Fig. 4. Enalapril enhances the effects of 5-FU in suppressing EMT signaling in CRC.

a Western blot analysis of vimentin, E-cadherin, and Snail in CRC cells treated with EP, FU, or E+F. b Immunohistochemical analysis of Vimentin, E-cadherin, and Snail in tumor tissue samples treated with EP, FU, or E+F (n = 5 per group). c The number of positive cells was quantified in ten visual fields at ×400 magnification and the means ± SD are shown in the diagrams. d SW620 cells were scratched with a pipette tip and then treated with EP, FU, or E+F (n = 6 per group). The images were taken 0 and 24 h after wound formation and the percent of wound closure was analyzed. The data are presented as means ± SD from three separate experiments. Statistical analysis performed using two-tailed t-test (**P < 0.01, *P < 0.05).

Fig. 5. Enalapril enhances the efficacy of 5-FU in suppressing the expression of NF-κB/STAT3 and NF-κB/STAT3-regulated proteins in CRC.

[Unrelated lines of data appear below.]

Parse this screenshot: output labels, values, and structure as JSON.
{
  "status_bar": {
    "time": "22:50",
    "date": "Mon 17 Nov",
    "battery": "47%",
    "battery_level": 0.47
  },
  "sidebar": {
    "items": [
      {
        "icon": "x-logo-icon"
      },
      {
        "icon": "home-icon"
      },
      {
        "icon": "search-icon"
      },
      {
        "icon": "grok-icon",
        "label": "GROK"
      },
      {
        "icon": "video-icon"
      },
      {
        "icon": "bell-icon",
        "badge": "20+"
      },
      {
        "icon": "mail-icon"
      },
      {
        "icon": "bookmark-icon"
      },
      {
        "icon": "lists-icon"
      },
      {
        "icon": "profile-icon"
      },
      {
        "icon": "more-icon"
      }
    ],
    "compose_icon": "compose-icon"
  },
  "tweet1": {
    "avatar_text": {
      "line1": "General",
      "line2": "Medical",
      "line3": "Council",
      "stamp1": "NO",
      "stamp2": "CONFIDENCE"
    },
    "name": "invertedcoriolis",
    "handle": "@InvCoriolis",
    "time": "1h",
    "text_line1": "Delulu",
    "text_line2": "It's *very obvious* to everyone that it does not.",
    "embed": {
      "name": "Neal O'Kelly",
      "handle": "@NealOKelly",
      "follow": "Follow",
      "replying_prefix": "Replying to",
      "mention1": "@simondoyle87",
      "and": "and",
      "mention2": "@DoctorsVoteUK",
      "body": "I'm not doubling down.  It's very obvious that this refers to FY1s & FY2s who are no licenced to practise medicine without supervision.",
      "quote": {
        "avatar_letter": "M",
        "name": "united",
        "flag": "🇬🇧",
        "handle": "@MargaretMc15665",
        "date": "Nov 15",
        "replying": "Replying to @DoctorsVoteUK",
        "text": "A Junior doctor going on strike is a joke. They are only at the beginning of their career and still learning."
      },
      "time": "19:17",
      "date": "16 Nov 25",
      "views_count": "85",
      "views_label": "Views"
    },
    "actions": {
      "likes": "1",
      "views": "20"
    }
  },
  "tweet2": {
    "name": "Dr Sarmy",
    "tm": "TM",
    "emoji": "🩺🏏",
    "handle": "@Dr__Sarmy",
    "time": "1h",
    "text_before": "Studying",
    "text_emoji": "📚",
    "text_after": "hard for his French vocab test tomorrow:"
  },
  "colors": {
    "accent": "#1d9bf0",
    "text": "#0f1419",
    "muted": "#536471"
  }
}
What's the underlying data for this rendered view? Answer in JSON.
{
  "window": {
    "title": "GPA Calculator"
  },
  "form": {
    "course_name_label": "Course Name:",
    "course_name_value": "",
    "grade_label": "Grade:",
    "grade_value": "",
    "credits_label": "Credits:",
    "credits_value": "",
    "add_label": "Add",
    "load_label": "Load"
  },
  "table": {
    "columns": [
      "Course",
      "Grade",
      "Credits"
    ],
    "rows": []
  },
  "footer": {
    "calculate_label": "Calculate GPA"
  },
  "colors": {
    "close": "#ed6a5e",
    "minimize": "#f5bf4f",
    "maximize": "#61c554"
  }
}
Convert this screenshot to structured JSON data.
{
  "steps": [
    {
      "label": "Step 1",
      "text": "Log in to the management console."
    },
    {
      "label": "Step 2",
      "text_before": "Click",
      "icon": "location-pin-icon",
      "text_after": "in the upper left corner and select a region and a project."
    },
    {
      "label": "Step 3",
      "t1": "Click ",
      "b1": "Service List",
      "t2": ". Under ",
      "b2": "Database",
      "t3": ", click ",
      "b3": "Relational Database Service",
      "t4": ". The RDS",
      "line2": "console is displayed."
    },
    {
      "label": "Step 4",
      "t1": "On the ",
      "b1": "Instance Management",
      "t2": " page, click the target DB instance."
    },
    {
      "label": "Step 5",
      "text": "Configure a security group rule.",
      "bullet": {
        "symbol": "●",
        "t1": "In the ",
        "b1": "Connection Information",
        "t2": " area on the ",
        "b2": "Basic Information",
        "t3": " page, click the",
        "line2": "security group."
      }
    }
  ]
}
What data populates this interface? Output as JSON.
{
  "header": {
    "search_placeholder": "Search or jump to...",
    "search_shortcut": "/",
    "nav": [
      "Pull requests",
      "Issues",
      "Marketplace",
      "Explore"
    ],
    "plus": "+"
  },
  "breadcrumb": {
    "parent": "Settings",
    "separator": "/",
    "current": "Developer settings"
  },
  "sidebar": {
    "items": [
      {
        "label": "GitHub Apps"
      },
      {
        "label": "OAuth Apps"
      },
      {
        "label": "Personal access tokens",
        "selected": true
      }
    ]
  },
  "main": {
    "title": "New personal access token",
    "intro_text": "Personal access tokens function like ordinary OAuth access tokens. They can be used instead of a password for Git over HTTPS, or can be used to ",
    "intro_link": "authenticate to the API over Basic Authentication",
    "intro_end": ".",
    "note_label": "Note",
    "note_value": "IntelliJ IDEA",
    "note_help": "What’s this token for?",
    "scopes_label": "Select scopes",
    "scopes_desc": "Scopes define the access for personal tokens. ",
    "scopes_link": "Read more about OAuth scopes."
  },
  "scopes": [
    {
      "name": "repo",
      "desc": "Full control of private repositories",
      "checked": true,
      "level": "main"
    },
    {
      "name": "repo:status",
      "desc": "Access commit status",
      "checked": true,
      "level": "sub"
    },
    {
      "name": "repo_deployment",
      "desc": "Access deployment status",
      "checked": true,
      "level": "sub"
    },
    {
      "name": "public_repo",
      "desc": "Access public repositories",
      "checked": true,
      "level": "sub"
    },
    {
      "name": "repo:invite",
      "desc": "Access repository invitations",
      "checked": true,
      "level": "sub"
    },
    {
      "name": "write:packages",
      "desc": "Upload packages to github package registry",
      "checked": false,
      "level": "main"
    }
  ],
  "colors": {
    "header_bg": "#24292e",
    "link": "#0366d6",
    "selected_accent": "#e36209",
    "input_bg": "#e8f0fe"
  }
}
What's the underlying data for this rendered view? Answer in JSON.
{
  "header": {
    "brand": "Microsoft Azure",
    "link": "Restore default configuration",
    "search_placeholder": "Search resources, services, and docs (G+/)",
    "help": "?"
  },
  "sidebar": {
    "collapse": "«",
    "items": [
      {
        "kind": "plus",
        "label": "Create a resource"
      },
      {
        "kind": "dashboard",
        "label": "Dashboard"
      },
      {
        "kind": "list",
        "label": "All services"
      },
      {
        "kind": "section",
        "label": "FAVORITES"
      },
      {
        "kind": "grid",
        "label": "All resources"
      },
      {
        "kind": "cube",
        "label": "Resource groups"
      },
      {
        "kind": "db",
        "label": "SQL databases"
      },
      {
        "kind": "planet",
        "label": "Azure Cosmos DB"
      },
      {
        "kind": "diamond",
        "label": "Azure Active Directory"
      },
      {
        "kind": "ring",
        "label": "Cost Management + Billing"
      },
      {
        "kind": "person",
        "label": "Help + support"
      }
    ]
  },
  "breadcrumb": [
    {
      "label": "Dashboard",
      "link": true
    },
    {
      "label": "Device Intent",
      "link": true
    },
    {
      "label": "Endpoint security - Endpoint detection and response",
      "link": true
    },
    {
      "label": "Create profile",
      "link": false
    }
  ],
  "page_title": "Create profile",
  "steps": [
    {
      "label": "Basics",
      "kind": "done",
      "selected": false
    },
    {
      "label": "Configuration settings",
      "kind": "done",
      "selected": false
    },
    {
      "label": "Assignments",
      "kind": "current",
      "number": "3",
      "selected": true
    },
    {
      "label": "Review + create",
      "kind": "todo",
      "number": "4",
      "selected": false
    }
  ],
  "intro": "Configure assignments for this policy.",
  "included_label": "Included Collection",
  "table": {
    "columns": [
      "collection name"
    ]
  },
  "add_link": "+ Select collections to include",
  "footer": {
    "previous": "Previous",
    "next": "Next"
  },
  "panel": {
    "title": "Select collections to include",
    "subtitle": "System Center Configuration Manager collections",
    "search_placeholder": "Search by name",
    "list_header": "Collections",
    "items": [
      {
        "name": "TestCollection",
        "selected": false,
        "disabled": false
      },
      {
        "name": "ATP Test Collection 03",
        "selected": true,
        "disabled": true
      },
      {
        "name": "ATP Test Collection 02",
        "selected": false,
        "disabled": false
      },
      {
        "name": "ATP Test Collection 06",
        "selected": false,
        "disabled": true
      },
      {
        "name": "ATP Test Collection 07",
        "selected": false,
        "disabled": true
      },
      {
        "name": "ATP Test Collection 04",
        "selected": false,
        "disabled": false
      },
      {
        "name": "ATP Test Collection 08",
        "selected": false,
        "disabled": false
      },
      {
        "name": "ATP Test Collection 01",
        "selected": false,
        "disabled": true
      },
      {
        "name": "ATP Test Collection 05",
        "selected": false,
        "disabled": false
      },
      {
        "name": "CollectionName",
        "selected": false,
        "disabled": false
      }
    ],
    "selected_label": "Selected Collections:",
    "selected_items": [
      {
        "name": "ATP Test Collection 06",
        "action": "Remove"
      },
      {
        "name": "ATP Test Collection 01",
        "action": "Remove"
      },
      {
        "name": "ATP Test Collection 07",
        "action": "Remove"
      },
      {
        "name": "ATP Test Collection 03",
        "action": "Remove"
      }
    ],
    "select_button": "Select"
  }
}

a SW620 and HCT116 cell lysates were analyzed for p-STAT3, STAT3, p-P65, and P65 by western blotting. b Immunohistochemical analysis of p-STAT3 and p-P65 in tumor tissue samples treated with EP, FU, or E+F (n = 5 per group). The number of positive cells was quantified in ten visual fields at ×400 magnification and the means ± SD are shown in the diagrams. c Representative pictures and immunohistochemical analysis for the expression of STAT3-regulated proteins Cyclin D1, c-Myc, MPP-9, MMP-2, Bcl-2, and XIAP in tumor tissues (n = 5 per group). d The number of positive cells was quantified in ten visual fields at ×400 magnification and the means ± SD are shown in the diagrams. e Western blot analysis for the expression of NF-κB/STAT3-regulated proteins Cyclin D1, c-Myc, MPP-9, MMP-2, Bcl-2, and XIAP in SW620 cells. The data are presented as means ± SD from three separate experiments. Statistical analysis performed using two-tailed t-test (**P < 0.01, *P < 0.05).